Crime, Law and JusticeCrimeJustice SystemPoliticsDrug TraffickingRepublican Party

TALLAHASSEE, Florida — The Florida Department of Health on Friday announced it is going ahead with a disputed prescription drug tracking system to help close down "pill mills" that sell painkillers and other medications to drug dealers and addicts.

Gov. Rick Scott wanted the database scrapped, questioning its effectiveness and arguing it would infringe on patient privacy, but Surgeon General Frank Farmer Jr., a Scott appointee, cleared the way for implementation by rejecting a contract challenge that has held it up for the last four months. Farmer cited a state law passed two years ago to create the monitoring system.
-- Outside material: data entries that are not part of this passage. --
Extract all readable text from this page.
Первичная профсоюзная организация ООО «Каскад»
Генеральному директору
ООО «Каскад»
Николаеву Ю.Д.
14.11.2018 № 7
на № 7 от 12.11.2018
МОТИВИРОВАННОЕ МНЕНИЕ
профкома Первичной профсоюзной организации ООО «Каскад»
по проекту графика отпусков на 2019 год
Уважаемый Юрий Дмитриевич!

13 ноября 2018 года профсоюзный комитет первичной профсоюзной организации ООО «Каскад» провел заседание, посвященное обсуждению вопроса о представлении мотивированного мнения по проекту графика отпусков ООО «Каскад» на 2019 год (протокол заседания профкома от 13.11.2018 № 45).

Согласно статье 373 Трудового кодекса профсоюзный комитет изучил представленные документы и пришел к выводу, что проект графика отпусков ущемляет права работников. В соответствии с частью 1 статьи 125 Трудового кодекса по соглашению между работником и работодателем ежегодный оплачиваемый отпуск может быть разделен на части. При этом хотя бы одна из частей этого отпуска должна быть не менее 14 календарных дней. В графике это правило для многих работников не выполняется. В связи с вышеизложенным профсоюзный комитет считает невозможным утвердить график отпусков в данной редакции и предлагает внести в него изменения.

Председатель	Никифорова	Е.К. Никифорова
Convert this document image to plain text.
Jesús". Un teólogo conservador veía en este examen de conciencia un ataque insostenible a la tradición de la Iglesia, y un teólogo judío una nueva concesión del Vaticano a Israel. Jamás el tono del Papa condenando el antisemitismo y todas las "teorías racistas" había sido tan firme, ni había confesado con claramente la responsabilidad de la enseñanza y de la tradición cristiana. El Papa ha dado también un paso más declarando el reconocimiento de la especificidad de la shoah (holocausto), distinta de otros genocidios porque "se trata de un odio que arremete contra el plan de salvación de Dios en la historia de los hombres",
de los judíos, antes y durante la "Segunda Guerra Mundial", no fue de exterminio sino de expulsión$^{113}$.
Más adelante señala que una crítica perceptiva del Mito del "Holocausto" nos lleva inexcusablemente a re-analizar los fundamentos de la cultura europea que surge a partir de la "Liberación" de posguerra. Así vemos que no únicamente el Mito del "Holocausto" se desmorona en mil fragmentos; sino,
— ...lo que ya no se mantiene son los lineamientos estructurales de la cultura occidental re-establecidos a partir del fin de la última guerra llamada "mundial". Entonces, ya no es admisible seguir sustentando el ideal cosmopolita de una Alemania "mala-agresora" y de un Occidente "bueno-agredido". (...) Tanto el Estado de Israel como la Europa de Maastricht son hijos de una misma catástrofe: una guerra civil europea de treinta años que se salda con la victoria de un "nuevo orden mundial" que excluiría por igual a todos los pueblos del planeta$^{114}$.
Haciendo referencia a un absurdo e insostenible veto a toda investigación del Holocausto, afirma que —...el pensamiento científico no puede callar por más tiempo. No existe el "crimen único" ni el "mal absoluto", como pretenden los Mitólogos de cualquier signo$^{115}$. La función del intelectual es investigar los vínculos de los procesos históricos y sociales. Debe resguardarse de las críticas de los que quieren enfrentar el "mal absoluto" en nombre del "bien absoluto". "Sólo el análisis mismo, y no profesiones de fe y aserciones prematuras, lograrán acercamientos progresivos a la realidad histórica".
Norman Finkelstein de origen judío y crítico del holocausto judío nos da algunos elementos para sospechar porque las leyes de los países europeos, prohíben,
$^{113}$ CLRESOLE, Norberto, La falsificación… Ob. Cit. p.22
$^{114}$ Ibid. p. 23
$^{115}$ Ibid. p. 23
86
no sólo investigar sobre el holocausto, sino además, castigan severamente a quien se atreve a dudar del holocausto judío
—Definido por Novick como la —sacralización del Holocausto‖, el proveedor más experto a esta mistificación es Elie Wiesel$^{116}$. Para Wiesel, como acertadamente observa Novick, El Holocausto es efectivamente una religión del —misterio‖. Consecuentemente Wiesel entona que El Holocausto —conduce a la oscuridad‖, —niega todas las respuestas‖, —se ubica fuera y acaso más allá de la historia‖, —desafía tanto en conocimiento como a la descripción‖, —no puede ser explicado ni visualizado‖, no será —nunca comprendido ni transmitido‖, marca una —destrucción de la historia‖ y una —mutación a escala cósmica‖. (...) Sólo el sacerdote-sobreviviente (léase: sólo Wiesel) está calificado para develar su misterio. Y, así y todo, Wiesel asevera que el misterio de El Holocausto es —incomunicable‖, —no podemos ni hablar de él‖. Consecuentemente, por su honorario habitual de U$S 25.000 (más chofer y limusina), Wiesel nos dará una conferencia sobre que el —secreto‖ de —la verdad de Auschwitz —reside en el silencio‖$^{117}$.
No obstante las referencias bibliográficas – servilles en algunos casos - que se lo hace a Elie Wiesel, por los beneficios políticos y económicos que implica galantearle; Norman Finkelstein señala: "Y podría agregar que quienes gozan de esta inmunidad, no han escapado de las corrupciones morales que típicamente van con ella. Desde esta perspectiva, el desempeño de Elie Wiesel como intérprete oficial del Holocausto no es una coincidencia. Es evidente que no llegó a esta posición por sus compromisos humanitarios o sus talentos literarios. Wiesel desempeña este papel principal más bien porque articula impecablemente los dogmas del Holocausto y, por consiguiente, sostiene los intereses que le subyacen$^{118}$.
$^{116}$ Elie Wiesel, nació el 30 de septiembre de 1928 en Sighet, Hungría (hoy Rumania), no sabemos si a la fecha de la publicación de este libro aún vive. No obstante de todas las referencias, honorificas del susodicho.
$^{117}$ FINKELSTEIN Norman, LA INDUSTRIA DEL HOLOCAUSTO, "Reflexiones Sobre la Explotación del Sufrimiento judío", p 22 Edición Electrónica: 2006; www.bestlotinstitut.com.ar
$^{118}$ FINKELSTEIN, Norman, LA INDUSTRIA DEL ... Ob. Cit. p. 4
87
Law enforcement officials say the lack of a database has made Florida the nation's epicenter of prescription drug abuse, attracting buyers from across the country in what's been dubbed the "Flamingo Express."

Attorney General Pam Bondi and Senate President Mike Haridopolos, both strong supporters of the electronic monitoring system, hailed Farmer's order.

"The database will provide `shock and awe' in Florida's efforts to end the criminal abuse of legal prescription drugs," Haridpolos said in a statement.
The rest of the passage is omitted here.